I show Harmonic Elliott Wave analysis of ES-mini and NQ mini charts. In addition, I share my analysis of VIX, volatility index that is inversely correlated to the stock indices.
In my review I show two main scenarios.
The main difference between them is in the way to consider the low made in mid March 2020.
The primary bearish scenario considers the low made by S&P 500 in mid March as a temporary low. That drop could be only the first leg down in subwave ( A ) of wave ( 4 ) down.
Under that scenario the rally that followed was a corrective bounce in subwave ( B ) up that retraced 85.4% of the preceding decline. That bounce in subwave ( B ) up looks having topped in early June 2020 and since then it has been working on the first squiggles of a new impulsive decline in subwave ( C ) down. The target for that decline is a new lower low under the low made in mid March 2020.
However, we can also identify an alternative Bullish scenario that considers the low made in mid March 2020 as the whole wave ( 4 ) down.

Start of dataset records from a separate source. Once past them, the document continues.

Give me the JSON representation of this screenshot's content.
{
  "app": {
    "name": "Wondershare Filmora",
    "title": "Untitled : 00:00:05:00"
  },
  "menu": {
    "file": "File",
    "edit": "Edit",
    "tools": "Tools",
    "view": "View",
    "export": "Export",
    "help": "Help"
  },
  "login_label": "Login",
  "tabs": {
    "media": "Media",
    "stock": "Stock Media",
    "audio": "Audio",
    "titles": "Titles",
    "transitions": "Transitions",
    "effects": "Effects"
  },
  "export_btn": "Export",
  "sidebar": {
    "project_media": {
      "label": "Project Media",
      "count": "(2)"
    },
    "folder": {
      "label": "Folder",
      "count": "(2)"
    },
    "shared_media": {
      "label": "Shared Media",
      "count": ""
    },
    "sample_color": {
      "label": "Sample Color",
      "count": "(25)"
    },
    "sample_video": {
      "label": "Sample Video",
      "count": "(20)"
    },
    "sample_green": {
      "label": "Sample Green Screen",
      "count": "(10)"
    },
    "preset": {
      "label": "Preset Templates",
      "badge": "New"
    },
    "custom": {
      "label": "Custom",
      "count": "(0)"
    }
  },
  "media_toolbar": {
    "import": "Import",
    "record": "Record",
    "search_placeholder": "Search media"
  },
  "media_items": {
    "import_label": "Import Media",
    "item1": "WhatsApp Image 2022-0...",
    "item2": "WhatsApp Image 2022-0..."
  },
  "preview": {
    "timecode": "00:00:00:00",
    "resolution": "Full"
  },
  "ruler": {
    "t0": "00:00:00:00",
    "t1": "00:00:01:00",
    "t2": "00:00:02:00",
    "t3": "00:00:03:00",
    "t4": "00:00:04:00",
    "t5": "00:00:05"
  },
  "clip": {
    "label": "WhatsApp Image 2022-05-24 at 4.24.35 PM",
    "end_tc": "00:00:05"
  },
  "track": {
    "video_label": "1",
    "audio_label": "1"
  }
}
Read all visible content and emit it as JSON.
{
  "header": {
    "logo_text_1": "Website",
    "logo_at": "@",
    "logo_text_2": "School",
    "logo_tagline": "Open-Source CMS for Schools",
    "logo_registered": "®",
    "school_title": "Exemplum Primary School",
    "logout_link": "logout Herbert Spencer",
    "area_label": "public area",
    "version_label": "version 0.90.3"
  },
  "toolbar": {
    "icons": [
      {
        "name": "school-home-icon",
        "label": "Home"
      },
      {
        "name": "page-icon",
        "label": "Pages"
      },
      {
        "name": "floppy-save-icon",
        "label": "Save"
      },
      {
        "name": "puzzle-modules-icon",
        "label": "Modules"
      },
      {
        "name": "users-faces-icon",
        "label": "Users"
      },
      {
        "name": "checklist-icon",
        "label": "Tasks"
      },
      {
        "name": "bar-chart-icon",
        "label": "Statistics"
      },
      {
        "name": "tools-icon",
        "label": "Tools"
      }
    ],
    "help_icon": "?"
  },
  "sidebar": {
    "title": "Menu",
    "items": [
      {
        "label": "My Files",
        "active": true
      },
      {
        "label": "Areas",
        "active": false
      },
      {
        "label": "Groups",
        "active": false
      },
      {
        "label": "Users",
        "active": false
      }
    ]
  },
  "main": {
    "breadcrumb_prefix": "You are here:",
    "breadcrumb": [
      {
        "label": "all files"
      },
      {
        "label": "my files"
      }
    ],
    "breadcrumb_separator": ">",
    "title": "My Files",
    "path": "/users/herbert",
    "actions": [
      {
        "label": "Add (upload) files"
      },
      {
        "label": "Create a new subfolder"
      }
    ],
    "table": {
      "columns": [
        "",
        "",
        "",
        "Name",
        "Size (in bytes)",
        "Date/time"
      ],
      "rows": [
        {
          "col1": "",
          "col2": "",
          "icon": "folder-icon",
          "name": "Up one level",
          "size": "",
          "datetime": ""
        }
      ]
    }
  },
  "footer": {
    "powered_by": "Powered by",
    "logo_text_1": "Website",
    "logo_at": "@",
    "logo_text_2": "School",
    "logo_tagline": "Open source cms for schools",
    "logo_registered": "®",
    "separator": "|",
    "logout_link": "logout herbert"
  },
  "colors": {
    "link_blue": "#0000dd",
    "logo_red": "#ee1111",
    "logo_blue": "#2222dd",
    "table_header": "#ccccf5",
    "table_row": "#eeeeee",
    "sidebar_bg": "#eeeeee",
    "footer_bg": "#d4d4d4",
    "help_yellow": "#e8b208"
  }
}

The low of the wave ( 4 ) down is a starting point of a new rally in wave ( 5 ) up. That wave ( 5 ) up should be subdivided into (A)-(B)-(C). This bullish count considers the rally off the mid March low as subwave ( A ) of wave ( 5 ) up. That rally looks having topped in S&P and may need one more push higher in Nasdaq. Under both scenarios mentioned above we may expect the market to turn down and decline in an impulsive fashion.